Pour rappel, c'est à la COP 26, en novembre 2021, à Glasgow (Ecosse) qu'il a été convenu de n'accorder plus de financements aux énergies fossiles. A la suite de ça, le président Macky Sall s'était offusqué face à cette décision, pour dire qu'il va exploiter son pétrole. Chemin faisant, les conséquences de la guerre Russo-Ukrainienne ont changé la donne. L'Europe, fortement dépendant du gaz Russe dont elle a été sevré a, de connivence avec ses alliés, pris la décision de glisser sur le terrain de la «transition énergétique» pour contrer leur problème d'approvisionnement en gaz, non sans ignorer que celui-ci (gaz) est une énergie fossile comme le pétrole et le charbon.
LE SENEGAL «LIMITE» L'EXPLOITATION DE SES RESSOURCES PETROLIERES ET GAZIERES
C'est en réponse au changement géopolitique au plan international, lié à la guerre en Ukraine et dont les conséquences en consommation de gaz ont été lourdes pour l'Europe qu'est née l'idée de transition énergétique. Des puissances comme les Etats-Unis, le Canada et l'Union européenne (la France, le Royaume-Uni, l'Allemagne) se sont résolu à financer la transition énergétique de l'Afrique du Sud, qui dépend à 85% du charbon, pour son électricité. A la COP 27, le Sénégal s'est montré intéressé par cette «transition énergétique juste».
LE SENEGAL SEDUIT PAR 1.639 MILLIARDS DE FRANCS CFA
En juin 2023, à Paris, le Sénégal s'est engagé à amorcer cette «transition énergétique juste». Et ce, grâce au Partenariat pour la Transition énergétique juste, sous l'appellation JETP, qui permettra de bénéficier de 2,5 milliards d'euros de financement, soit 1.639 milliards 892 millions 500 mille francs CFA. Un mécanisme de mobilisation de financements publics et privés pour aider les pays en développement à abandonner les énergies fossiles.
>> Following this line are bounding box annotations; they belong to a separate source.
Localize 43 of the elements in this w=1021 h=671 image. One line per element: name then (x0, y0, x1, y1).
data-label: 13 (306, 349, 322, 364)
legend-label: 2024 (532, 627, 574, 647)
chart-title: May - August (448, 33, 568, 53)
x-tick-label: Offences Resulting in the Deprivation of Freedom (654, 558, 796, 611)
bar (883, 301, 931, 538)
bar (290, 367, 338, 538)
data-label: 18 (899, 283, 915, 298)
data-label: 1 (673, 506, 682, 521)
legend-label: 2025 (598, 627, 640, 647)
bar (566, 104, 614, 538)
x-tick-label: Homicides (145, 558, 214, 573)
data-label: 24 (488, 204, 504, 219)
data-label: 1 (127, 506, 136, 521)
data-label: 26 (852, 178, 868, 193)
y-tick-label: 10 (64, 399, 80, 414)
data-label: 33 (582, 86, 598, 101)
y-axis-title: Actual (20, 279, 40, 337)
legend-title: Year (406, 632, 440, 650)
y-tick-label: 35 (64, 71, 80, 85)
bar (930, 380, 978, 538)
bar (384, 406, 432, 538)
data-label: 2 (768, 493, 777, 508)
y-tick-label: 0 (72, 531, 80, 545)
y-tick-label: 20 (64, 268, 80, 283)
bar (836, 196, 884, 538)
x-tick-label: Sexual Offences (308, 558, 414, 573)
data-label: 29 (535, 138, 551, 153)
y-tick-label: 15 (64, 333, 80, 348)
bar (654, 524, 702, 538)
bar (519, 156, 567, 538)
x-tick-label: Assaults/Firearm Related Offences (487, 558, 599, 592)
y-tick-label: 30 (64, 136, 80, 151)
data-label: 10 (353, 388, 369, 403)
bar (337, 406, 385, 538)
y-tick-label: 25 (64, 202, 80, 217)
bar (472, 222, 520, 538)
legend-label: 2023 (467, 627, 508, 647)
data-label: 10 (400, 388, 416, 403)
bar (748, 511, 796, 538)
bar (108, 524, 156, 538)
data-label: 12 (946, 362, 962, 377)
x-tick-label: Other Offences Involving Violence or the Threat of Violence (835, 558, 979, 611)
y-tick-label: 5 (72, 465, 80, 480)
Mais, le hic, c'est la mobilisation de ces 2,5 milliards d'euros sur la période de 3 à 5 ans, à compter de 2023. Il y a tant d'engagements qui ont été pris pour soutenir les efforts de lutte contre les effets climatiques, tel le projet de la Grande muraille verte..., par ces partenaires internationaux et certaines banques multilatérales de développement qui n'ont pas été honorés.
LE SENEGAL SOUS LE DIKTAT DES GRANDS POLLUEURS
Le Sénégal devrait-t-il s'inscrire ou suivre l'agenda des grands pollueurs du monde ? Les priorités du Sénégal sont-elles les mêmes que celles de ces grandes puissances ? Que gagne le Sénégal en contrepartie de ces 2,5 milliards d'euros ? Pour quelle temporalité ? En signant cet engagement, le Sénégal pourra-t-il avoir les coudées franches pour exploiter ses ressources, si les engagements pris ne sont pas respectés ou alors si d'autres crises venaient à affecter le monde, obligeant ces mêmes partenaires à reporter la mobilisation des financements ? Pendant ce temps, quelles solutions à nos problèmes de développement ? Autant de questions que nos gouvernants semblent occulter et qui peuvent avoir des conséquences directes sur nos politiques de développement durable.